Aos dez meses, Cecília Leite já viveu três experiências com fogos de artifício. As duas primeiras foram nos acessos à Série B e à Série A, respectivamente, de Fortaleza e Ceará. Na última, os fogos foram no Natal. Em todas, a menina foi afetada. Morando no oitavo andar, o pai, o publicitário Rubinho Martins, 36, conta que os fogos estouram muito próximo às janelas. Então, nesses dias, eles fecham todas as entradas da casa, tentam abafar ao máximo os sons e estão sempre por perto.

“No acesso do Ceará, ela estava nos meus braços, ela se tremia muito. A gente tentava fazer festinha pra ela não associar a uma coisa negativa. Aí ela não chorou. No Natal, ela já estava dormindo e ficava acordando a cada estouro”, relembra o pai. O neurologista aponta que a interrupção do sono pode trazer repercussão nos dias seguintes, porque “pode alterar as funções de vigília e a arquitetura do sono”.

A pequena Lara, de dois meses, deve viver neste Réveillon a primeira situação similar a de Cecília e a mãe, a bancária Taís Brito, 29, já projeta os cuidados. “Vou estar com ela nos braços e devo tampar os ouvidinhos dela. Vou tentar acalentar e acalmar. Acho que o importante é tentar passar segurança pra ela”, conta.

Apesar de causarem certo medo, pelo barulho inesperado, os fogos de artifício só provocarão dano ao aparelho auditivo se a criança estiver muito próxima à fonte do barulho. “Para ter um dano agudo é preciso uma intensidade sonora acima de 140 decibéis, que é um som muito alto.

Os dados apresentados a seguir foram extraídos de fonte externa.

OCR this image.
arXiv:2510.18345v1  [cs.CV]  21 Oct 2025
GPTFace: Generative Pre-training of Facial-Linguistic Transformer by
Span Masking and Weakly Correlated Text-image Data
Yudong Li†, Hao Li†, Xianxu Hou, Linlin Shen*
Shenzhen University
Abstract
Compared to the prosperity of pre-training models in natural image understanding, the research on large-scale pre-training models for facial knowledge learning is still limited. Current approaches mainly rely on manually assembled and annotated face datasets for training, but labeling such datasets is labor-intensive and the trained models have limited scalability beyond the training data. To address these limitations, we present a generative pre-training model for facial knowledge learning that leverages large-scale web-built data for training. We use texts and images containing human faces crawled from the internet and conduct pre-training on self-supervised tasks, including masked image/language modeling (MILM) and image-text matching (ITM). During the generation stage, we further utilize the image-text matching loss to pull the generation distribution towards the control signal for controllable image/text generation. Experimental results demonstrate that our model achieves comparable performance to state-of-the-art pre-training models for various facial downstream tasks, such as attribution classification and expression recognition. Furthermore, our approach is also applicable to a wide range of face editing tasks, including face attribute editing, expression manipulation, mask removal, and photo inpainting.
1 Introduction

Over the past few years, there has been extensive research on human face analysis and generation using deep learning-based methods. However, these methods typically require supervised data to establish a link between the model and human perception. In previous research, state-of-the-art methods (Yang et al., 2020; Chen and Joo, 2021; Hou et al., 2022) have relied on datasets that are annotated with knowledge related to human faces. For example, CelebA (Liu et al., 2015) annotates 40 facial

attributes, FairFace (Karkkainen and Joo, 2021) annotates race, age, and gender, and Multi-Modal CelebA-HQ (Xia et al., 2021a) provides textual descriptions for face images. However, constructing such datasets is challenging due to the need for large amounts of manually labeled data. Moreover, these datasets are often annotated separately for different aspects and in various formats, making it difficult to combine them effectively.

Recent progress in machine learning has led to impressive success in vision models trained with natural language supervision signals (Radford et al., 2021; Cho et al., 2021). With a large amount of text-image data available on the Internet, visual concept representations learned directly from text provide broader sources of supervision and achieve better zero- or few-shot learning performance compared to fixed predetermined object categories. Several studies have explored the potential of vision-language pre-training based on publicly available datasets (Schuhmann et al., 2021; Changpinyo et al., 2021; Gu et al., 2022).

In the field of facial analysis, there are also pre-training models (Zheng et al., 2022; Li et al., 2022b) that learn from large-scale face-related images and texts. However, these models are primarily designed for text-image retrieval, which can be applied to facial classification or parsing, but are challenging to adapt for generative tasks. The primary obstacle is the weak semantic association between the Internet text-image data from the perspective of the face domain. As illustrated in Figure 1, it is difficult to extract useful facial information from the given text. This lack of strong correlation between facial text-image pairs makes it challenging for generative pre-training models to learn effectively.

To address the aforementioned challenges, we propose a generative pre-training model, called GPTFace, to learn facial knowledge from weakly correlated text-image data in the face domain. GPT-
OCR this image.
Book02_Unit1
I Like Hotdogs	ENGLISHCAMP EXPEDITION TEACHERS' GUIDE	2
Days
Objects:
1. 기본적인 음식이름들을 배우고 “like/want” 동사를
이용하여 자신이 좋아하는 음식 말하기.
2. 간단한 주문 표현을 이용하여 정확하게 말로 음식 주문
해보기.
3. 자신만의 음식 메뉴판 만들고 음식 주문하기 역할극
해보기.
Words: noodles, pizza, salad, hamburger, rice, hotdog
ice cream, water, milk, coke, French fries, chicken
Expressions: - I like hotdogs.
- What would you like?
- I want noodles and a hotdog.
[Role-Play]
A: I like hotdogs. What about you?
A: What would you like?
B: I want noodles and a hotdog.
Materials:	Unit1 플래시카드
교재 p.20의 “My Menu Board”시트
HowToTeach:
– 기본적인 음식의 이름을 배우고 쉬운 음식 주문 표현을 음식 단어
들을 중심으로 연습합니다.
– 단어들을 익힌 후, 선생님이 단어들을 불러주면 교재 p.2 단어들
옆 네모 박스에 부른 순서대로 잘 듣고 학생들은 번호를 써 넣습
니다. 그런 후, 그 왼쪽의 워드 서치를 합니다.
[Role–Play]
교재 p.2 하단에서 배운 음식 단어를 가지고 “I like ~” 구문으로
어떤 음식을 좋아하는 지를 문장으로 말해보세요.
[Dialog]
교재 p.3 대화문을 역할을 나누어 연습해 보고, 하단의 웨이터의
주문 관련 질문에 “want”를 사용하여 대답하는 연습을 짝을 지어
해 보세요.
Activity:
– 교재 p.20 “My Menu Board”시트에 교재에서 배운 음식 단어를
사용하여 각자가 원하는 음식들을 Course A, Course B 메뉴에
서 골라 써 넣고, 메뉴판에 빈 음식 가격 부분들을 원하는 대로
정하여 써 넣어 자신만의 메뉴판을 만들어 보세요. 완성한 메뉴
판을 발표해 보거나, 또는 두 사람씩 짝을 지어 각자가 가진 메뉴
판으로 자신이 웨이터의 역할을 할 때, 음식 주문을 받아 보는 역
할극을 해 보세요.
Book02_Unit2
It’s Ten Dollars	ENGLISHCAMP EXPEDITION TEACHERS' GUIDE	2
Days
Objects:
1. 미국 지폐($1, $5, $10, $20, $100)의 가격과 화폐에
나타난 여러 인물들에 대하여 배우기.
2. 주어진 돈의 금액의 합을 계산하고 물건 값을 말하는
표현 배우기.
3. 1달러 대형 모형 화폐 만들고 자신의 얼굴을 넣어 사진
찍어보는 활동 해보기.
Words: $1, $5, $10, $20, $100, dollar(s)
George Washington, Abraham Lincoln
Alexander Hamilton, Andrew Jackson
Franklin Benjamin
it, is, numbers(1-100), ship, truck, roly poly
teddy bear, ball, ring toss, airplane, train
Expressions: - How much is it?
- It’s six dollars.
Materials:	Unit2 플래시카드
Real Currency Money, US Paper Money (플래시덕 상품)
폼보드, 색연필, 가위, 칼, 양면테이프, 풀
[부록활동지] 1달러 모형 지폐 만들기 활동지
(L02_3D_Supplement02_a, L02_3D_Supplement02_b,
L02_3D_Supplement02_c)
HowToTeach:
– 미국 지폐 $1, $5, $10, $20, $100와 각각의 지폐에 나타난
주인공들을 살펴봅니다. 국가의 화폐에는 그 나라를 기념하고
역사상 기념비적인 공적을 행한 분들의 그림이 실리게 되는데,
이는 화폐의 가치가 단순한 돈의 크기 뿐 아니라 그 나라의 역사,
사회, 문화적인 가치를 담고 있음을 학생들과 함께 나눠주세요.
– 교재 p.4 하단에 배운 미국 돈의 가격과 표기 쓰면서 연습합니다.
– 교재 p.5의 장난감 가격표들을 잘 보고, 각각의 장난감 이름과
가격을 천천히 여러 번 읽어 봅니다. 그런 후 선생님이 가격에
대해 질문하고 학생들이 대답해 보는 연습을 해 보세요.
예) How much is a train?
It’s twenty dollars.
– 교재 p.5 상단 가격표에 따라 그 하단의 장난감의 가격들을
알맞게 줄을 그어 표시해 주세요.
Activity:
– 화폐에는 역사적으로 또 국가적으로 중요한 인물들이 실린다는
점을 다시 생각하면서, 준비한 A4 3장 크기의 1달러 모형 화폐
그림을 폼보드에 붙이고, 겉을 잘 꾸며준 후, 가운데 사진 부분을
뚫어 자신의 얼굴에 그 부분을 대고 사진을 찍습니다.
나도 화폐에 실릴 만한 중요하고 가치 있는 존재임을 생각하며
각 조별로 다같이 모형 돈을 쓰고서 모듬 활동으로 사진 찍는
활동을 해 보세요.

O movimento de ar que a explosão do fogo de artifício gera pode causar lesões à membrana do tímpano, aos ossinhos do ouvido e até mesmo ao ouvido interno, e ser irreversível. Por isso, uma criança exposta a isso precisa ser imediatamente levada a um médico”, assevera Marcos Rabelo, médico otorrinolaringologista e professor da Faculdade de Medicina da Universidade Federal do Ceará.

Quando as reações aos barulhos são de extremo incômodo, o neurologista indica que é necessário investigar a possibilidade de uma disfunção da modulação sensorial. “É preciso identificar e tratar. Existem algumas terapias, como a integração sensorial, que é feita por terapeutas ocupacionais, e visam dessensibilizar do som”, aponta. O médico reforça que pessoas do espectro autista também são afetadas por barulhos.